The composting cycle
Published 4:00 am Tuesday, March 5, 2013
As long as I can remember, composting has been a part of my life. When I was a child, my family kept a small bucket next to the kitchen sink where all food scraps (except meat or fat) were deposited. The bucket was emptied every day onto the compost heap at the back of the yard. My dad talked with excitement about the transformation of these scraps into “black gold,” a substance he said would revitalize his backyard gardens, adding nutrients back to the soil. This early inspiration instilled in me a set of organic-gardening practices and good habits for healthy soil and plants that I regularly employ.
At my former home on Turkey Hill, in Westport, Conn., I had a modest composting operation. Into two big wire bins I layered the essential ingredients for good compost: green, nitrogenous matter and brown, carbon-rich materials, to which I added granular lime and the manures of the backyard livestock, including chickens, goats, sheep, even a pig or two. The piles were turned periodically for even decomposition, and in dry weather I watered them. Every year, we had many cubic yards of rich, dark compost to work into the gardens and perennial borders.
In Bedford, composting has become a more serious business. This is due to the fact that I have much more “stuff” to compost from a much bigger piece of property. When I took on the farm more than 10 years ago, I vowed to be as careful with waste as possible, to recycle as much as I possibly could, and to use as many natural materials in building and construction as we could manage.
I have certainly been helped in my composting endeavors by an angry Mother Nature, who for the past five years has sent devastating storms our way — hurricanes, a tornado and a severe October ice storm — each of which has felled hundreds of trees and damaged many shrubs. None of the wood has gone to waste, however. Hardwood tree trunks have been milled into lumber boards for furniture and flooring. Limbs, roots, boughs, leaves and needles have been ground, to greatly diminish the volume and jump-start the process of bacterial decomposition.
I have devoted a field at the farm to this operation: Useless boughs, branches and stumps are stacked in one long mound; livestock manure is piled in another. Extra topsoil from any building excavation is saved in another pile, and weeds, plants and other green matter are collected in yet another. Once a year, we hire the tub-grinder man to bring his equipment for three to five days to double-grind the wooden pieces. These are then combined with the two-, three- or four-year-old piles of mulch to continue the decomposition process. Leaves and other vegetable matter are mixed into the manure pile, which is then covered with giant tarps to maintain a temperature of 126 to 141 degrees; the pile is also turned regularly and screened once it’s decomposed. The act of turning and the high temperature eliminate the weeds.

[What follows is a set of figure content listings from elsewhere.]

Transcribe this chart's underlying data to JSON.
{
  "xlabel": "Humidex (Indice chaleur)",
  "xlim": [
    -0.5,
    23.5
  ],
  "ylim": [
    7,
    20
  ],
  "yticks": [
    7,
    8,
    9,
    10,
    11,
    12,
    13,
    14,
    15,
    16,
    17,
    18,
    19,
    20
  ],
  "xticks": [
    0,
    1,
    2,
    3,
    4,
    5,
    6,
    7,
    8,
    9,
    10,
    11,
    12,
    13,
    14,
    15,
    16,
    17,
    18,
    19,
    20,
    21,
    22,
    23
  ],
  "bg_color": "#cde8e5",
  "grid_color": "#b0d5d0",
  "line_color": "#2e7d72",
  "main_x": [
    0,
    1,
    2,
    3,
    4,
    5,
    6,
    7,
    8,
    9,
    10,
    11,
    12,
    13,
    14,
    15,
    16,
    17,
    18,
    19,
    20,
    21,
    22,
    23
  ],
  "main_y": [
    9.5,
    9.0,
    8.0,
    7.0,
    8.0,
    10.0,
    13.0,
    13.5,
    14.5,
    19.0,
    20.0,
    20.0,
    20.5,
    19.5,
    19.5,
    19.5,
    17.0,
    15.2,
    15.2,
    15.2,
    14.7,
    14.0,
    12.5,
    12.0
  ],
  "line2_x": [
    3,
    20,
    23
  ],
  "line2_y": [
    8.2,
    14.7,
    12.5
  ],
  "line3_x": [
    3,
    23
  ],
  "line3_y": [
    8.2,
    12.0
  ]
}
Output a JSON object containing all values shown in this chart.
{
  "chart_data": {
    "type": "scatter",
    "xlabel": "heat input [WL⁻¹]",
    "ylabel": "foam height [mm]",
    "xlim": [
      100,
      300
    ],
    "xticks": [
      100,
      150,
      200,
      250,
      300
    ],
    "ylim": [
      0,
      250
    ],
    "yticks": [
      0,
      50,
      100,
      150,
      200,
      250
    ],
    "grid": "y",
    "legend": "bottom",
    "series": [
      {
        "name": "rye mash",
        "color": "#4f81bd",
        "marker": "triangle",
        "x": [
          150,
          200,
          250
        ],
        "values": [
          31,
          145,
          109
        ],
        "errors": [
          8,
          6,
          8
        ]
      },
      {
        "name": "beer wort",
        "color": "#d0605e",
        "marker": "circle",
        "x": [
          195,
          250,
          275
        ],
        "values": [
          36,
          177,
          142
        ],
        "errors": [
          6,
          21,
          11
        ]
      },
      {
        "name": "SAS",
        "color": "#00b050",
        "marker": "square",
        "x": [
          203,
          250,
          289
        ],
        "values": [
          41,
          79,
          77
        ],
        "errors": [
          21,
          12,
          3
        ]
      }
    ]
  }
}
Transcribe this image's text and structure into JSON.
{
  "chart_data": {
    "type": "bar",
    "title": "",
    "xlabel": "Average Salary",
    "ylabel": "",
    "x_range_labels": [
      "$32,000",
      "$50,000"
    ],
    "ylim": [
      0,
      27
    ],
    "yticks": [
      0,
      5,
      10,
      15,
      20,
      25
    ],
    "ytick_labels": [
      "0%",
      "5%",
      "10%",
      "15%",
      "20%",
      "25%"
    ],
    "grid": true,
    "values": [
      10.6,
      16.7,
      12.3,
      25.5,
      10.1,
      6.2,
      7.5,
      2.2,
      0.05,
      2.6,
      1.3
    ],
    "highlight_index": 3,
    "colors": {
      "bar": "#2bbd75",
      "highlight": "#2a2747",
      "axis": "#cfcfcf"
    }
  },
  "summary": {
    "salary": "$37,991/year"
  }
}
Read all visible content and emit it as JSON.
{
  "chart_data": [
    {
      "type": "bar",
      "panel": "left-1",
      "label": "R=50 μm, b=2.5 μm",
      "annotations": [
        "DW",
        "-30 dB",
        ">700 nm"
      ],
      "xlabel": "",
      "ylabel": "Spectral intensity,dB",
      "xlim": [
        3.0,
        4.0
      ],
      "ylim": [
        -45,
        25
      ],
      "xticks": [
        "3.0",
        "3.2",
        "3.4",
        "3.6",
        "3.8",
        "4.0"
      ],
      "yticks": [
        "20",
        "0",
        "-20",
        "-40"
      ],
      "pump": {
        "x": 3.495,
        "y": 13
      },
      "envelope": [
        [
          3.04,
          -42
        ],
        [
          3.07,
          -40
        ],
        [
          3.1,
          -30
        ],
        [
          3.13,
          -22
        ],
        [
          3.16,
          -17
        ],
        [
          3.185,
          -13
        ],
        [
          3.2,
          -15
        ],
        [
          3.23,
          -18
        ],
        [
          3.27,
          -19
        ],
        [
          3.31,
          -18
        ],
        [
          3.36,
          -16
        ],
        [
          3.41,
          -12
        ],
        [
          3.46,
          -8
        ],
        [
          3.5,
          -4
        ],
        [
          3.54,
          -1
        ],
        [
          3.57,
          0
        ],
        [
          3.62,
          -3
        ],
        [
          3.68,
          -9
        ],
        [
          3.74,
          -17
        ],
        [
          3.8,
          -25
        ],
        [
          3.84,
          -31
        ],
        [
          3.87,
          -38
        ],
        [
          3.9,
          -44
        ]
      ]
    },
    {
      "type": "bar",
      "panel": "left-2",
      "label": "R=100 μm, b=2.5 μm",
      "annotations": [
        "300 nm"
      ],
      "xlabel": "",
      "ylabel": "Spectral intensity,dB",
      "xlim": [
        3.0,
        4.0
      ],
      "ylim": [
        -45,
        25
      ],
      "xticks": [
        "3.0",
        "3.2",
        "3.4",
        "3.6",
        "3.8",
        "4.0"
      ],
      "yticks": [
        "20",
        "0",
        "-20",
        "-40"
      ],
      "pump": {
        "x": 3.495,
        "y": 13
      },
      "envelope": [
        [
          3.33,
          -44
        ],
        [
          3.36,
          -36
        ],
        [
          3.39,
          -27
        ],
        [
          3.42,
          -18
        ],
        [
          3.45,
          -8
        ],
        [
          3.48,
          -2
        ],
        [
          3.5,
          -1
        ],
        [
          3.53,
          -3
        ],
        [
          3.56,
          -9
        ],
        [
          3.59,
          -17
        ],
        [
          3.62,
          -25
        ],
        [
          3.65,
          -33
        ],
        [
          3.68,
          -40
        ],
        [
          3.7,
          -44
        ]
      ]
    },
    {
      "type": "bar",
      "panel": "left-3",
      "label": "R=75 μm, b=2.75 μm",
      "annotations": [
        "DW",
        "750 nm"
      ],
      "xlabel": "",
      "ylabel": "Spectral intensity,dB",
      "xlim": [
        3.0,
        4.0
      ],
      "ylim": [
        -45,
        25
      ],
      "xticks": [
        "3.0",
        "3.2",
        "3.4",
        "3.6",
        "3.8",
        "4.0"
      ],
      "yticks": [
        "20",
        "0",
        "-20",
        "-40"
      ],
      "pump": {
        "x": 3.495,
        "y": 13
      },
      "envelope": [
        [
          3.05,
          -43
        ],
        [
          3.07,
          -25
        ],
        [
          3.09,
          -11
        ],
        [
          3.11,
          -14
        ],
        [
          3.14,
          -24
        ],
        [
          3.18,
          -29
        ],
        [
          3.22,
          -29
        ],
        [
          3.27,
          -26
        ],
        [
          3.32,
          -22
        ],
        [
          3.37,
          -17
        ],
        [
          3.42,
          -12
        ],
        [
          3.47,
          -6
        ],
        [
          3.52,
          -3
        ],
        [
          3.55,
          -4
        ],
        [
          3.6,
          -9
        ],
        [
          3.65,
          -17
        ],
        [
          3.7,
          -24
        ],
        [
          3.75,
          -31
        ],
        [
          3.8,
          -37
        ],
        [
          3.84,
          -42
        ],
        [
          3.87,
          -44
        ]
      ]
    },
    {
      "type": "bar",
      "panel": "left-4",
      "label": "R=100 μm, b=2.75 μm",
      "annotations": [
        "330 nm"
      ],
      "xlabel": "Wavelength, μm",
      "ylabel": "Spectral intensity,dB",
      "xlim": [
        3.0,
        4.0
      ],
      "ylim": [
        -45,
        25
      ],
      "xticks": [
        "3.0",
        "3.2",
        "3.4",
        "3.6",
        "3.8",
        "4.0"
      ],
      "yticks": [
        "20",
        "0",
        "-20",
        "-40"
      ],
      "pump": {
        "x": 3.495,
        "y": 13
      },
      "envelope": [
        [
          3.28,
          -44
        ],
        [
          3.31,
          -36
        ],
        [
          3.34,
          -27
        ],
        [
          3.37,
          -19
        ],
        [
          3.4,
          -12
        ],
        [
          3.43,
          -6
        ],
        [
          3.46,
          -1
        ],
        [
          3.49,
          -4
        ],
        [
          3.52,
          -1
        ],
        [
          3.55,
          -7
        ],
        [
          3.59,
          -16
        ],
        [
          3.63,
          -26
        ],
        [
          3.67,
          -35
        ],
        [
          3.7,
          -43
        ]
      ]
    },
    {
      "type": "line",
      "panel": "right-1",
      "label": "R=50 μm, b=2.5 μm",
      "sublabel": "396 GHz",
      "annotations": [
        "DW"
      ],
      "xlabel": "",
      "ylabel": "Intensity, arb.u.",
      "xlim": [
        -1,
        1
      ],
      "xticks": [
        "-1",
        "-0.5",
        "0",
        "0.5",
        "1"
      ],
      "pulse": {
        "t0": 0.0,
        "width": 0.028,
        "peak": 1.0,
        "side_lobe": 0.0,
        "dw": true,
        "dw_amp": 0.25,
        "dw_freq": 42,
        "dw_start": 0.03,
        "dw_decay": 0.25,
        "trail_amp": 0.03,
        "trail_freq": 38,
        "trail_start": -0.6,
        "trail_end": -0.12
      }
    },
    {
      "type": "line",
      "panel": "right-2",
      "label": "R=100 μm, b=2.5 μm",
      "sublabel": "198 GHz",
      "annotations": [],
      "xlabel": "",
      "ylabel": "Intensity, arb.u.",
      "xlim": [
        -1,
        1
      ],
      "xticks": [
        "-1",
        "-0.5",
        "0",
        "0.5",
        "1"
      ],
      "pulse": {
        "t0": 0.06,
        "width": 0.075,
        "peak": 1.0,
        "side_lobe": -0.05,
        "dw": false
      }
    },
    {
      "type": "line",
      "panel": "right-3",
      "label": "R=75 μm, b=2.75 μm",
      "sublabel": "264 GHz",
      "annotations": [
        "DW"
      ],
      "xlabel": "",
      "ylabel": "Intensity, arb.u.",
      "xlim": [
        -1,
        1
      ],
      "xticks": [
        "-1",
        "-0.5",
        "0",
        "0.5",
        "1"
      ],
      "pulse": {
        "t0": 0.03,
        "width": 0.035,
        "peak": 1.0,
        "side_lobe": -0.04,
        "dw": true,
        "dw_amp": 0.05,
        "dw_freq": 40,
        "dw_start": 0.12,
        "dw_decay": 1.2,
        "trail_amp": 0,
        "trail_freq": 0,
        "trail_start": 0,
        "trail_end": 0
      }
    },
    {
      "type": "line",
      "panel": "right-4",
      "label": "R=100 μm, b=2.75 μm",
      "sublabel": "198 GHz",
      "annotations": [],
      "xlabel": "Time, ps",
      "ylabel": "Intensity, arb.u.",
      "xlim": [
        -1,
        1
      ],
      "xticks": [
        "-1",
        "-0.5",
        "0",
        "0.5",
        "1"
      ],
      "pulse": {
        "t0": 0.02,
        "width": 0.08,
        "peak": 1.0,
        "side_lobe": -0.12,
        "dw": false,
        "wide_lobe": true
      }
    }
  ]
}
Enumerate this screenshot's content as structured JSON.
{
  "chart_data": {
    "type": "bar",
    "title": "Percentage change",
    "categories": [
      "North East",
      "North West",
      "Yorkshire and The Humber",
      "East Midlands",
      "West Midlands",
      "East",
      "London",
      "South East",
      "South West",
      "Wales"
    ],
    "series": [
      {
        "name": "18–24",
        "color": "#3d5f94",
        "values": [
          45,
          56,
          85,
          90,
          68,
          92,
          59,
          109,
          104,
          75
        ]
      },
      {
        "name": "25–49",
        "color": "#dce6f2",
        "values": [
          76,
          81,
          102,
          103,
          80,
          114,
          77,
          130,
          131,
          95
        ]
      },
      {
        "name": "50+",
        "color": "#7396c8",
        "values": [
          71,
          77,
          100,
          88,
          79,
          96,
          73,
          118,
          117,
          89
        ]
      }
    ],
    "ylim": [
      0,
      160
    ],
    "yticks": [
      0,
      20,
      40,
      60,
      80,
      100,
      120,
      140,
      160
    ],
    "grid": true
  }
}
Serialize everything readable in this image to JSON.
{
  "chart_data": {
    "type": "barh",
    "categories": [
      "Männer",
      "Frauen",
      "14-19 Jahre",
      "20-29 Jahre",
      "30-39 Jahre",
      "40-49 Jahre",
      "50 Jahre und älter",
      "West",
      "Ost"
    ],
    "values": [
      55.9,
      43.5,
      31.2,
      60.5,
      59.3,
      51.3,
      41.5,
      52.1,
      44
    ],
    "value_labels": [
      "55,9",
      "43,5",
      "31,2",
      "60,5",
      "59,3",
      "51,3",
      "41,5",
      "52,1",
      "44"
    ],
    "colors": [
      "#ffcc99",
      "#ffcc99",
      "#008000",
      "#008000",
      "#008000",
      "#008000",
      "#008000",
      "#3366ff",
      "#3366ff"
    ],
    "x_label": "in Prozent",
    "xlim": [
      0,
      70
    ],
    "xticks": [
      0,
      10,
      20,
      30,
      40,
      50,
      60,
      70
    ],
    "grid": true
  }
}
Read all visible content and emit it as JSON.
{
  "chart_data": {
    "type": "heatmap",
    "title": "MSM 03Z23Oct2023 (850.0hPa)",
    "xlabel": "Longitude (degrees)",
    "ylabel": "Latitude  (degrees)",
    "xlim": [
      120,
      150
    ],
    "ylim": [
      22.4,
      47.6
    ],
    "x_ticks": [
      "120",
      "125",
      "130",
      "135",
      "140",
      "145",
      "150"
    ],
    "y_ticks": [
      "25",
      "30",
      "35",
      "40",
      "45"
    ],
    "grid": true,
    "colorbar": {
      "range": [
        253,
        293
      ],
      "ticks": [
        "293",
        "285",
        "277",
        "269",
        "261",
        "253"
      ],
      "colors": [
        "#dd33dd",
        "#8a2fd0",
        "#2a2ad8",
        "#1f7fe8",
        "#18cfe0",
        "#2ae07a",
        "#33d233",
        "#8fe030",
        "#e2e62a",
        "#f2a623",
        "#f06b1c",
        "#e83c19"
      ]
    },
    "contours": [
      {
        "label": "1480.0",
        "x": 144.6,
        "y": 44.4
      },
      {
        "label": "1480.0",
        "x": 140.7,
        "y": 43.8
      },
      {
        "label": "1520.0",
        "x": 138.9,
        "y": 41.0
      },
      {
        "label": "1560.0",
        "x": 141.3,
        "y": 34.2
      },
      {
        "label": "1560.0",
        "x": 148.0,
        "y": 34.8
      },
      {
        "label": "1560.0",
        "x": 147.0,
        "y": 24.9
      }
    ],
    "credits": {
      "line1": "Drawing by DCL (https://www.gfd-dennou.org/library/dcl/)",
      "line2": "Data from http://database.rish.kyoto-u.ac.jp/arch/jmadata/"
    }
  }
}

In the past seven years, we have created a tremendous amount of “black gold.” My father would be proud. I love my compost, and the farm needs the compost, but I hope the change in weather patterns we have been experiencing is temporary, and bad storms go back to being a rare occurrence, not yearly or twice-yearly events.
In the mix
For the home composter, a diverse collection of ingredients creates the best, most nutrient-rich compost. Aim for a ratio of one-third nitrogen (moist green materials) to two-thirds carbon (dried brown or paper materials) to obtain an optimal bacterial decomposition.
• Paper: Shred or tear sheets of newspaper to allow plenty of aeration, so that the beneficial organisms can thrive. Also feel free to use the contents of your security shredder, as long as you remove bits of plastic or foil.
• Vegetable discards: Wilted vegetables from the refrigerator are a good addition.
• Kitchen waste: Rinds, peelings, leftovers and bread from the kitchen are very active decomposers. Eggshells will also degrade but not as completely. Avoid adding dairy, animal fat, or meat to the pile, since they will attract vermin.
• Coffee and tea: Grounds from the morning coffeepot or tea bags add important nitrogen to the mix.
• Plants: Use only healthy dried leaves and stems from the lawn and garden. Discard any diseased leaves or those near plants infested with pests; they may carry insect eggs. Add unwanted but healthy cuttings from houseplants.